Le Togo est à privatiser ! Rien à faire!
            Nous, on disait que le Togo est un grand capharnaüm, un grand magasin où on met torchons et serviettes, éléphants et porcelaines à la même place. Des dirigeants aux citoyens, on est désorganisé. Mieux, on aime le désordre

            Nous, on était là «kpoooo» quand les gens de «lètriki gnin…» (CEET et CEB) nous ont appelés pour dire qu’il y a conférence de presse. Et là, au lieu d’un programme chargé de fourniture de courant, c’est plutôt un emploi du temps  de délestage qui a été soumis aux journalistes et qu’ils devaient publier dans les colonnes de leurs organes  pour informer les populations. Ce qui fut fait. Mais voilà que lorsque dans un quartier les habitants s’attendent à avoir l’électricité à une heure, c’est plutôt à cette heure qu’on la coupe. Or, les gens ont actualisé leur emploi du temps  personnel compte tenu du programme de délestage. Et en plus, on se demande si celui qui coupe le courant-là  a étudié par procuration  ou a fait ses études  par raccourcis. Selon les programmes préétablis, les délestages devraient durer (06) heures. Mais en réalité au lieu de 06 heures, le délestage durait 08 heures. Est-ce que c’est sérieux ça? C’est du « bintement » caractérisé (embêtement).

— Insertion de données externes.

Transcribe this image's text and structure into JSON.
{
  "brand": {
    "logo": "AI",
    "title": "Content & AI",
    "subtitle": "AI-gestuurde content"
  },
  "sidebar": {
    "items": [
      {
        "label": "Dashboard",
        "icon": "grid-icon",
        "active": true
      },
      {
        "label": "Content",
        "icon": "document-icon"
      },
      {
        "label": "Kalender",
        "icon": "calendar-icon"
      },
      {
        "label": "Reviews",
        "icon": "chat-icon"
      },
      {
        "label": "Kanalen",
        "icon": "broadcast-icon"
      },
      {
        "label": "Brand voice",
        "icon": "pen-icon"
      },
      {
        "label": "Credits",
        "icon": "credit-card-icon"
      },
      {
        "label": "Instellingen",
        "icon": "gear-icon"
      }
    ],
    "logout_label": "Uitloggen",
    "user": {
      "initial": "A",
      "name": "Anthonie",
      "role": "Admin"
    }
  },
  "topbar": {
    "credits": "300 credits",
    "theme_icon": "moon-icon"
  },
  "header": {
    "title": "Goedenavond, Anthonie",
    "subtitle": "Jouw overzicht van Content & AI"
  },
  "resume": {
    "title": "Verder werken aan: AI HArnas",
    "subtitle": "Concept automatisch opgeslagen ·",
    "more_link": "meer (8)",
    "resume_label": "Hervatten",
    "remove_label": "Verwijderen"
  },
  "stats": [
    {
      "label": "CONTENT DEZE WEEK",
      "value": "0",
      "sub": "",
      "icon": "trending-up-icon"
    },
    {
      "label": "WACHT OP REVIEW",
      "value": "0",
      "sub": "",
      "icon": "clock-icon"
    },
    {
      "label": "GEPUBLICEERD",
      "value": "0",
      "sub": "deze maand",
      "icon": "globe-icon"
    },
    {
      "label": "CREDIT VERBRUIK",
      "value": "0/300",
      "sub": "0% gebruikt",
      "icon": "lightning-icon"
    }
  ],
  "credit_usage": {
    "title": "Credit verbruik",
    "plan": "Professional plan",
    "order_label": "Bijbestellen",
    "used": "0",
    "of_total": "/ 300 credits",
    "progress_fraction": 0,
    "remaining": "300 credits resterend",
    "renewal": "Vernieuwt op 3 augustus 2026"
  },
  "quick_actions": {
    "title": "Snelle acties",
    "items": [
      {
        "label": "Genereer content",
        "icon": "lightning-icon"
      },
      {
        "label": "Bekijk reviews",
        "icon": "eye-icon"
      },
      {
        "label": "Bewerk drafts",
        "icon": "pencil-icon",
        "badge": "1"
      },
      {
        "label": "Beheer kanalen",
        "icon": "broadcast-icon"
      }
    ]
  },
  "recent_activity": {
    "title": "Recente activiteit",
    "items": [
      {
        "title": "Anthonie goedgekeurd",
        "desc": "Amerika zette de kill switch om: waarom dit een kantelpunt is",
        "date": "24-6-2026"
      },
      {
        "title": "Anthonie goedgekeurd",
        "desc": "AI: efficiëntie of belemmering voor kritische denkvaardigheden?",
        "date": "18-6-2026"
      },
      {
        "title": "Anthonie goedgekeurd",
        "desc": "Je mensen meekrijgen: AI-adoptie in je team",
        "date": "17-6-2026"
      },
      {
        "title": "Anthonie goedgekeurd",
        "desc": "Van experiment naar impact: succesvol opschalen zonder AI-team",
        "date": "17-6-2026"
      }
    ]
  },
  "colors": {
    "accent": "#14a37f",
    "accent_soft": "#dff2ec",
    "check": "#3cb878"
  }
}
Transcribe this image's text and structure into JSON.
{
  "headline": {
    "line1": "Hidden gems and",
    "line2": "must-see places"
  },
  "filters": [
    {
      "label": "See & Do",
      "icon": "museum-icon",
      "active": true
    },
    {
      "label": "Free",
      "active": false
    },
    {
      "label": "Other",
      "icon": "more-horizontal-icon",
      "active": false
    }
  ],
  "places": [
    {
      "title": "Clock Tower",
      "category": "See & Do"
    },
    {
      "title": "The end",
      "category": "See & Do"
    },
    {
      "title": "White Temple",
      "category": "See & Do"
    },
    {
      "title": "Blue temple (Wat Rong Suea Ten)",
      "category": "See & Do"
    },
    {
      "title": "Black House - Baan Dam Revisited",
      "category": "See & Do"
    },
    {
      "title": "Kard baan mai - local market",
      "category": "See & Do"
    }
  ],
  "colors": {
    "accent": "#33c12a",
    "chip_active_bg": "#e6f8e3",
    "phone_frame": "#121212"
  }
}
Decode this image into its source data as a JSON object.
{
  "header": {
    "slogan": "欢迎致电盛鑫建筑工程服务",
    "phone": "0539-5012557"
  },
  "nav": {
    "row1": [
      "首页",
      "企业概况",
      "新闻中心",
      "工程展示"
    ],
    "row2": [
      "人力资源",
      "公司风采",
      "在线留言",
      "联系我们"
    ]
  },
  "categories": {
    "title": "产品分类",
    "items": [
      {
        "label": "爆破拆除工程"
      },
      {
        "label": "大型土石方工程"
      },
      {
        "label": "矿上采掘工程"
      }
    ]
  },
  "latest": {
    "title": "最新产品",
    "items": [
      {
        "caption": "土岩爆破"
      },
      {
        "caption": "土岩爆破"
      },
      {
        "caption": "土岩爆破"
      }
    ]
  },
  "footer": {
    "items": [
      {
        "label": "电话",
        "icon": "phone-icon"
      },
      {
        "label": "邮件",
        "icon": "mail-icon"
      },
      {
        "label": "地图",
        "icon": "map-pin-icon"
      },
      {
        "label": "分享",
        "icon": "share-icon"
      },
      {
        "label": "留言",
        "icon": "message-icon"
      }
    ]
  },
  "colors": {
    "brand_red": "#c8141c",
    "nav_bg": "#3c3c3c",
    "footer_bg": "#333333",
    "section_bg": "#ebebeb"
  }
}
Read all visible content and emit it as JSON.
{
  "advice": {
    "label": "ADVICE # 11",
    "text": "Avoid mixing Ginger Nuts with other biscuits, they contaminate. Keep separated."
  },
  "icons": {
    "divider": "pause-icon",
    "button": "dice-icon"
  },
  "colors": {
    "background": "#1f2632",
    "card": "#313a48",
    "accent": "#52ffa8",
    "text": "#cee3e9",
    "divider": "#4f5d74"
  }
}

            Rien n’est organisé dans ce pays. A l’opposé des dirigeants qui créent   du désordre, ce sont les citoyens qui vibrent à ce rythme.  Que dites-vous de ce «bébé Gnass» qui a confisqué une rue toute entière  qui passe devant sa résidence et en interdit l’usage aux riverains ? Des deux autres qui ont caressé amicalement le «con de frère» «Yvouuu» le dimanche 05 novembre denier? De ce simple citoyen, habitant de Bè-Bassadji qui, pour des raisons de funérailles de son défunt père, fait racler toute la rue Libla-Amémaka avec un bulldozer, créant de la poussière et entraînant des chutes de motos à cause des glissades de sable ? De l’autre d’«Agoyi» qui interdisait aux petits cordonniers «ghananois» de faire «kpè kpè kpè» devant sa maison? Comme le disait un «mon pays», ce pays-là est à privatiser, comme ça on remet à chacun sa part de l’argent et il se débrouille avec.

En attendant le vote des proverbes…
            Il y a belle lurette qu’on n’a plus entendu le président national du PDRien rebattre les oreilles de paisibles citoyens avec ses proverbes dont lui seul a le secret. Nous, on pensait que la démission en cascade des cadres de sa particule l’a affecté au point qu’il a perdu son latin. Et bien non. Le prince KOMATeux est égal à lui-même et n’a rien perdu de sa verve. Il a fait une sortie tonitruante dimanche dernier dans l’émission «Plateau de la Semaine» sur la Très Vilaine Télévision en voie de modernisation pour montrer à ses détracteurs qu’il tient solidement la barque et que même si les hommes quittent le parti, il reste des proverbes. Il en a débité à gogo dimanche. Aux questions que les «con-frères» posaient, il répondait par des proverbes. «On ne peut pas être loin pour manger la sauce du gombo». «On n’ouvre pas l’estomac du caïman en public». «Lorsque le curé est brûlé on ne cherche pas sa barbe». «Si chacun restait à sa place, les vaches seront mieux gardées». Voilà quelques uns des «caïmans qu’il a plantés».

            Le 24 juin prochain se tiendront les élections législatives. Pendant que les différents Etats-Major des partis politiques s’activent sur le terrain, le très proverbial ministre des Affaires Etrangères est là à faire la bouche. Peut-être que les proverbes voteront pour lui. On ne sait «pas jamais».